Speaking of Chuck, I read his oeuvre cover to cover. When I finished I told anyone in ear shot that I completely disagree with any stance he’s ever taken. Well, except for his essay on Billy Joel – Glass Houses is a fucking masterpiece.
I’m losing a lot of my hair, so I can’t get a unique hair cut to match the undiscovered gems on my iPod that – though you’re all hipsters – even you’ve never heard.
And though my awkward, chubby and Old Navy clad appearance may might not the fit the bill, I’m willing to have a Hipster-off any time you want. I always win because I cheat. You’ve heard of the Republic Tigers? Yeah, I saw them on Conan, too. They did the late night circuit after I bought them all a beer one night. Name your bands. I’ve got more. Ever heard of ‘Internet Browser Tool Bar’ or ‘Orange Water Bottle’ or ‘Black Moth Super Rainbow’? You know why? I just made all of those band names up. Except for Black Moth. I saw them play after the Republic Tigers, natch.
Natch, incidentally, is a phrase I coined a while ago back stage at a rock show. I said it to the lead singer of a band you’ve played for someone to show them how deep you are. He took it as his own and used it on stage that night. It spread. Later, we drank Colt .45s and smoked a pack of American Spirits.
Even though I’m busy hanging out at all the same shows you’re at — and a bunch of shows you’ve never even heard of — I’m always the odd man out. Girl jeans always give me wedgies and skinny ties look ridiculous on a big body.
Have you even seen me in American Apparel?

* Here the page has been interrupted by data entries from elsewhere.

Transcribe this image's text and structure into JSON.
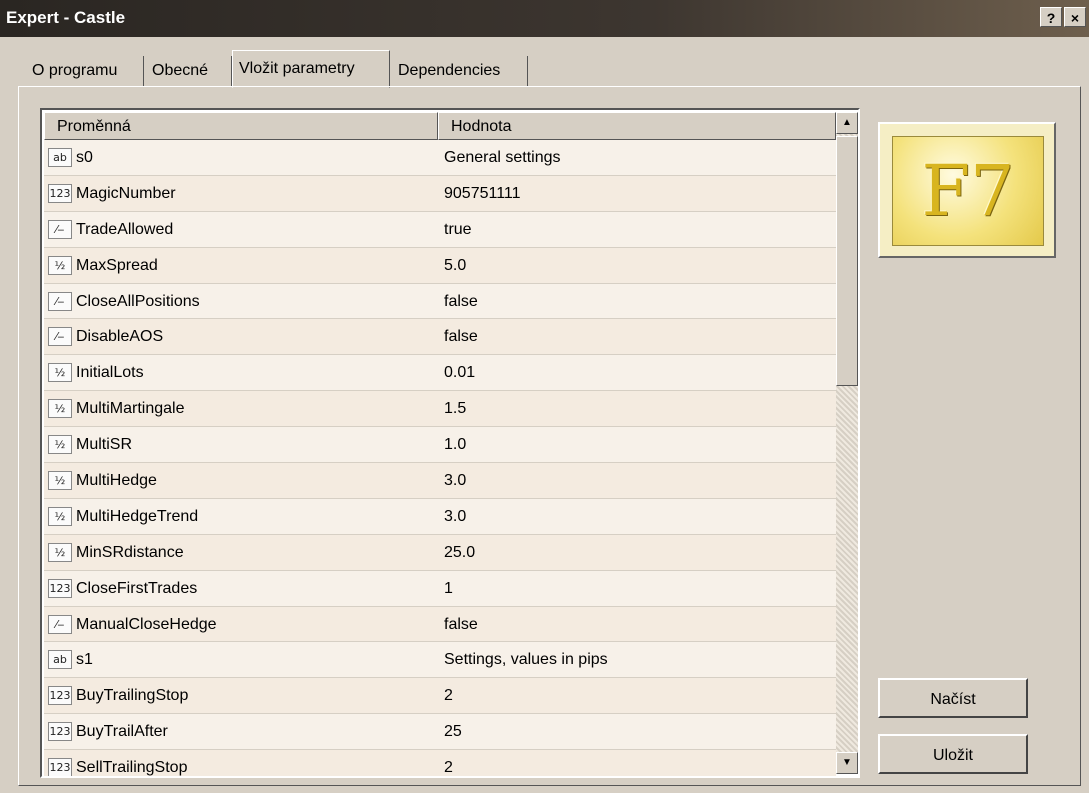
{
  "window": {
    "title": "Expert - Castle",
    "help_label": "?",
    "close_label": "×"
  },
  "tabs": [
    {
      "label": "O programu"
    },
    {
      "label": "Obecné"
    },
    {
      "label": "Vložit parametry"
    },
    {
      "label": "Dependencies"
    }
  ],
  "grid": {
    "columns": [
      "Proměnná",
      "Hodnota"
    ],
    "rows": [
      {
        "icon": "ab",
        "name": "s0",
        "value": "General settings"
      },
      {
        "icon": "123",
        "name": "MagicNumber",
        "value": "905751111"
      },
      {
        "icon": "bool",
        "name": "TradeAllowed",
        "value": "true"
      },
      {
        "icon": "v2",
        "name": "MaxSpread",
        "value": "5.0"
      },
      {
        "icon": "bool",
        "name": "CloseAllPositions",
        "value": "false"
      },
      {
        "icon": "bool",
        "name": "DisableAOS",
        "value": "false"
      },
      {
        "icon": "v2",
        "name": "InitialLots",
        "value": "0.01"
      },
      {
        "icon": "v2",
        "name": "MultiMartingale",
        "value": "1.5"
      },
      {
        "icon": "v2",
        "name": "MultiSR",
        "value": "1.0"
      },
      {
        "icon": "v2",
        "name": "MultiHedge",
        "value": "3.0"
      },
      {
        "icon": "v2",
        "name": "MultiHedgeTrend",
        "value": "3.0"
      },
      {
        "icon": "v2",
        "name": "MinSRdistance",
        "value": "25.0"
      },
      {
        "icon": "123",
        "name": "CloseFirstTrades",
        "value": "1"
      },
      {
        "icon": "bool",
        "name": "ManualCloseHedge",
        "value": "false"
      },
      {
        "icon": "ab",
        "name": "s1",
        "value": "Settings, values in pips"
      },
      {
        "icon": "123",
        "name": "BuyTrailingStop",
        "value": "2"
      },
      {
        "icon": "123",
        "name": "BuyTrailAfter",
        "value": "25"
      },
      {
        "icon": "123",
        "name": "SellTrailingStop",
        "value": "2"
      }
    ],
    "scroll_up": "▲",
    "scroll_down": "▼"
  },
  "logo": {
    "text": "F7"
  },
  "buttons": {
    "load": "Načíst",
    "save": "Uložit"
  },
  "icon_glyphs": {
    "ab": "ab",
    "123": "123",
    "bool": "⁄‒",
    "v2": "½"
  }
}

No, obviously you haven’t, because if you did, I’d be sixty pounds skinnier and you’d be propping me up as your totally independent minded, wildly well coiffed and blessed-with-the-ability-to-herd-hipsters-like-retarded-cats leader. But such dreams infrequently come true, and that makes me long for things in life that are far out of my reach. Like red headed Punk Rock Girls.
That longing, paired with my solidly white, middle class upbringing make us a perfect match, even though the jeans will never fit quite right.

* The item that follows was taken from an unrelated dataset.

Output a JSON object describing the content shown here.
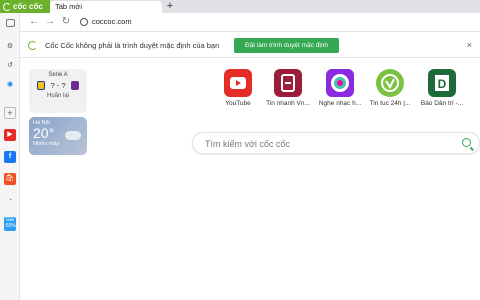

But, come on, I’ve got the semi underground Chuck Taylors that you all still wear. They always look good with my Polo shirt.
Ironic, isn’t it?
There’s one other potential problem that I’ve been loath to mention until now, but it’s got to be said: Death Cab For Cutie still sucks.
See you at the next secret underground show. I’ll be the guy with my hands in my pockets who outwardly appears to be even less into the music than you.